I had made an assumption that Yahoo Search was using the RDF/XML embedded with the CC license information to build its search results; Mike Linksvayer, though, was kind enough to clarify in comments that the company is using the CC license links, only, to capture this information.

This is disappointing, as I feel that there is more about the CC licensed objects that Yahoo could provide and doesn’t because it’s only after the links. That’s about the same as running a mine for rubies and tossing aside the diamonds you find.

Mike also mentioned about the use of RDF-A to bypass problems with embedded RDF/XML. Trying to define yet another new syntax when there’s an option already available doesn’t make sense. The RDF/XML Syntax document stresses the use of <LINK> for linking to a separate RDF/XML document with whatever metadata is defined for the resource. This is a good approach, and I’m not sure why folks are resistent to this. It’s not as if the extra documents will take up a lot of space; for dynamic systems, such as many of the ones we’re using today for weblogging, commerce, and so on, the document can be generated on demand.

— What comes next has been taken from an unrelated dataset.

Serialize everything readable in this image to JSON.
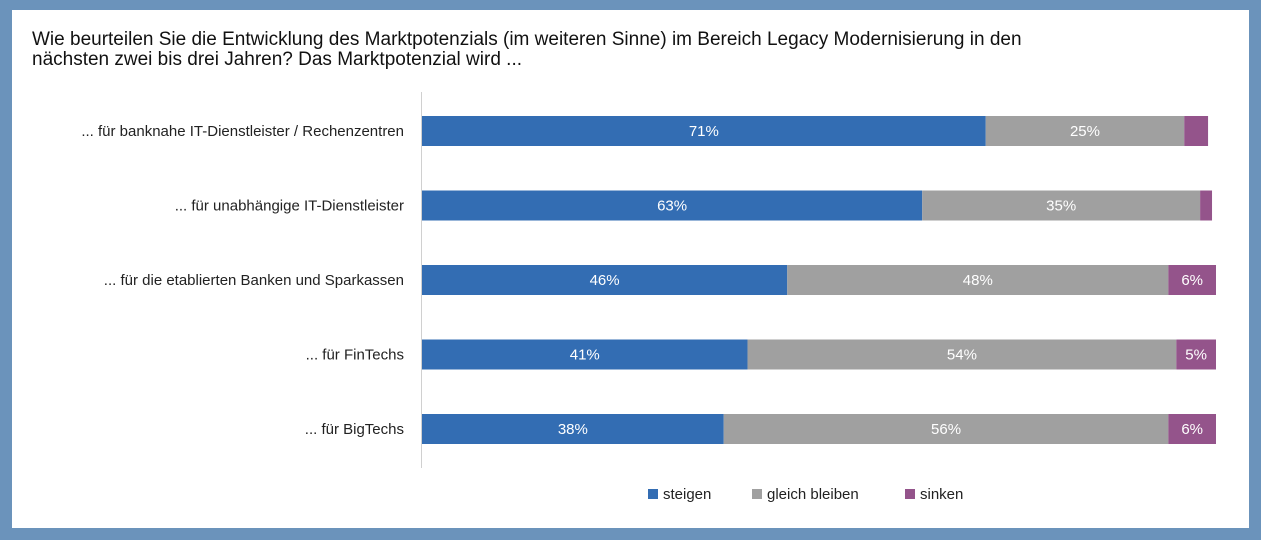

A scenario for use with CC could be that when the CC license is generated, the person is told to create a file and copy in the generated RDF/XML. Then to take this LINK and add it to the header of the page. If they also want to add a icon and a link to the license in human readable format, then copy this link and put it into the page.

Is this that much more complicated for the people? Yes and No.

No in that people who host their own sites could probably do this without much problem; especially if tools start providing ways of editing pages on the site. However, for hosted sites, this is a problem – and will continue to be a limitiation of these types of sites. Now, a smart hosted site will be one that eventually gets that they need to provide some mechanism to allow for this type of activity. But until then, yes this is a limitation.

But CC could solve this for the hosted sites, by hosting the license files themselves and giving the person the link to the file to put into their document. Even with a weblogging tool, you could do this just by embedded a tag for the individual file name as the name of the metadata file into the header.

Eventually, we need ways of merging data for many uses into these pages. One way would be to provide the RDF/XML document URI to these tools, and the tools would then read in the existing RDF/XML and add the additional statements. Another would be for tools to provide a way of reading in a block of RDF/XML, pull out the individual statements, and then merge into those that already exist.

There’s code everywhere to do this type of data merging, and best of all: it’s RDF/XML, which means you don’t have to worry about namespaces and collision.

All we would need, then, is nice search bots that grab this and pull all this info into a nicely consumable spot. With API that returns individual data query results, or RDF/XML.

Yahoo! Yahoo! *knock knock knock* Opportunities knocking. Don’t blow it.

Technology Weblogging


Just a quick FYI in how this is going:

I need to integrate fulltext in the application. This allows people to view a single page in a multi-page posting.

I’m still trying to get the RDF meta-data component finished, using RAP (RDF API for PHP). Some troubles with data updates.

Still hunting down SQL statements that have been embedded in the process files, and isolating them in the backend.

Few other odds and ends. I had thought about not worrying about multi-blog support, but I think I will add this in, after all. I think all in all it would be easier to add it in from the beginning then to try and incorprate after the tool’s been used.

Lot’s of work. Most of it fun. Really like the metadata thing, and consider the discussion about datablogging timely, too. It’s not going to be that polished, though, because the metadata functionality will be an add on, whereby people provide a vocabulary and the functionality enables it for each post. But I agree with Danny: this is the perfect use for RDF/XML.